Many chapters include a sidebar entitled "Memories of Home," in which the interview subjects illuminate their families' stories in their own words. The short red-framed stories give voice to the genealogy that informs the individual's current day character and desires.
"While the home portraits show us the triumph of individuals, the larger history reveals the travails of a people."
Five history sections entitled "The Journey Home" are interspersed throughout the book, weaving Black history from Emancipation and Reconstruction to the Great Recession and COVID-19 into the narrative, a common thread that stitches together a multicolored quilt of experience.

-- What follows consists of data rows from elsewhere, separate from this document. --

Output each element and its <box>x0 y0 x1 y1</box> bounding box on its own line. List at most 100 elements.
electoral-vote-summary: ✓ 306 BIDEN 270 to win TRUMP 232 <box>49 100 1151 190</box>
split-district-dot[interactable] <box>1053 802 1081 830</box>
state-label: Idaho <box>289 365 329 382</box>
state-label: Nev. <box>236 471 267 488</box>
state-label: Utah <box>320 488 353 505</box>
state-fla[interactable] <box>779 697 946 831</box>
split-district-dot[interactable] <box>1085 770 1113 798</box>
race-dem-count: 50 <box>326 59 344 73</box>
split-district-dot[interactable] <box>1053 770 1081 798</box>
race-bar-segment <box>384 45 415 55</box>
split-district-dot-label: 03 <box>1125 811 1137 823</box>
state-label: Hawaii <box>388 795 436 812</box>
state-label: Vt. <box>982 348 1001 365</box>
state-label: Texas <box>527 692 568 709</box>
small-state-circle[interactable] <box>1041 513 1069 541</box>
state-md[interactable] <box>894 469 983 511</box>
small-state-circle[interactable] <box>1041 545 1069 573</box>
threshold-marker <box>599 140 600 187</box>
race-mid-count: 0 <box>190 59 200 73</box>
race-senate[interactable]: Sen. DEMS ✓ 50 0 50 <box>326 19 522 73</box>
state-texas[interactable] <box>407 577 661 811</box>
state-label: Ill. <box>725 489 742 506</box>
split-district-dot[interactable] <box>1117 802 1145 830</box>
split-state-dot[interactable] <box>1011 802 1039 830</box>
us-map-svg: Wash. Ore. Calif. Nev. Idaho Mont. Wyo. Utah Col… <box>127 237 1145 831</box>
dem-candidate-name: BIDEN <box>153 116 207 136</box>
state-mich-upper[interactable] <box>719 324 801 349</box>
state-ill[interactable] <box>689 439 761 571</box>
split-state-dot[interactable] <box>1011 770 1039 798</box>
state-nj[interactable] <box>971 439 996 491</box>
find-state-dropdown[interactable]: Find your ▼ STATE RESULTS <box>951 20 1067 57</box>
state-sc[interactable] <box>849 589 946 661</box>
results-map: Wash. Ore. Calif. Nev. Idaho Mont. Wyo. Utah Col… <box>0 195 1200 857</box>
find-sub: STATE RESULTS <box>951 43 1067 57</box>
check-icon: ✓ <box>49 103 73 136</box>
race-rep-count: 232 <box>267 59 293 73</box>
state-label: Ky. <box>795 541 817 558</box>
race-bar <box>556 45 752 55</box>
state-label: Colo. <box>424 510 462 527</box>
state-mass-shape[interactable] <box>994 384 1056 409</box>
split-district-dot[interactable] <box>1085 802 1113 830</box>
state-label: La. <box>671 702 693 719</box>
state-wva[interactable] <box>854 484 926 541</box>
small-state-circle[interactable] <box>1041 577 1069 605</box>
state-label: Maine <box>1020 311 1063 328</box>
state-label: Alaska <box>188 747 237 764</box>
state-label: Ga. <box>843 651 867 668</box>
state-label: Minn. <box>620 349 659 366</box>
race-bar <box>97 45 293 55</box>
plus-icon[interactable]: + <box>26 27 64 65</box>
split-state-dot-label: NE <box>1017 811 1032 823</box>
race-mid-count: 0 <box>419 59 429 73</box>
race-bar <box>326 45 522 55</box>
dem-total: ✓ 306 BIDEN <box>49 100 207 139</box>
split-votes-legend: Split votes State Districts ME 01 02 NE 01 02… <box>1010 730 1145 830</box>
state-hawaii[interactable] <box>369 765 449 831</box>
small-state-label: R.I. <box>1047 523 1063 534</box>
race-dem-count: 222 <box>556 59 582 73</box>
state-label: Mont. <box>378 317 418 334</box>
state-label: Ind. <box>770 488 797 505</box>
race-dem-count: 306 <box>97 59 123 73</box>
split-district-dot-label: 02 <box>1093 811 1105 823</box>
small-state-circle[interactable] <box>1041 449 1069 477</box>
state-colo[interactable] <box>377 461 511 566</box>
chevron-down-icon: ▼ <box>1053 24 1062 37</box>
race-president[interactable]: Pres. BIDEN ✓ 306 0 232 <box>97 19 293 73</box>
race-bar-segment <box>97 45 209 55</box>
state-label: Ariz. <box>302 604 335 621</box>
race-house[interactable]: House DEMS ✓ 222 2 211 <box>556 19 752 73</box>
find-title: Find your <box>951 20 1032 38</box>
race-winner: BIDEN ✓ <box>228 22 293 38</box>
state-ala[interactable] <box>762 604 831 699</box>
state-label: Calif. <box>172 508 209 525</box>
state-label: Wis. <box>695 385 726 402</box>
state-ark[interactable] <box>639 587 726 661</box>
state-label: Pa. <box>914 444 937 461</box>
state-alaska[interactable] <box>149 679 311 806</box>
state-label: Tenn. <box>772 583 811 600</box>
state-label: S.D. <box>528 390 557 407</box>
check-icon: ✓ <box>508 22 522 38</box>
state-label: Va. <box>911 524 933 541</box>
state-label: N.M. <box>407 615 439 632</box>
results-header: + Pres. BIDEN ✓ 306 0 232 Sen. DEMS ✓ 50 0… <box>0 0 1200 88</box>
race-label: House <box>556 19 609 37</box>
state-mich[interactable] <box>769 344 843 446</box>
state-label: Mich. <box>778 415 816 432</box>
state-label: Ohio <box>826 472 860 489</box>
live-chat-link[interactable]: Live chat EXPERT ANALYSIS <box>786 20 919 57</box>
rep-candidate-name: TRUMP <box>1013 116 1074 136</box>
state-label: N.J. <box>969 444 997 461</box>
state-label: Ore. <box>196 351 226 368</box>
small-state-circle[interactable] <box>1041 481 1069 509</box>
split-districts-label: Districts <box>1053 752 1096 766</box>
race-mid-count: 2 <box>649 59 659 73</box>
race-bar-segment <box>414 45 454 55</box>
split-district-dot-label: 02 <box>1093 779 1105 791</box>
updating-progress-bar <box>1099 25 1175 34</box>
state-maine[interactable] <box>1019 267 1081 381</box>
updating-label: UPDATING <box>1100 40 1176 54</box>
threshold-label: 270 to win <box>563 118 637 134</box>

The text, while approachable and beautifully written, is only half of the book's power. The cover and chapters are ushered in with a bold scarlet frame, reclaiming the color from history urban redlining as a welcome rather than an exclusion.
The photographs—warm and inviting, as if the homeowner had invited the reader through the threshold with a hot beverage and a friendly "make yourself at home"— were shot by the late Patrick Cline. The co-founder of the online interior design magazine Lonny had been collaborating with Hays and Mason for nearly a decade, but passed away in early 2022, before the book's release.
In the acknowledgements, the authors dedicate the book to Cline, lauding the images as breathtaking and showing "Black life in a way that we haven’t seen before in an interiors book—authentic, relaxed, regal, effortless, real."
Saturated and dynamic, AphroChic is a home design book that goes beyond fabrics and wall hangings to explore a people's grand designs on "home."
AphroChic is available in hardcover and ebook formats.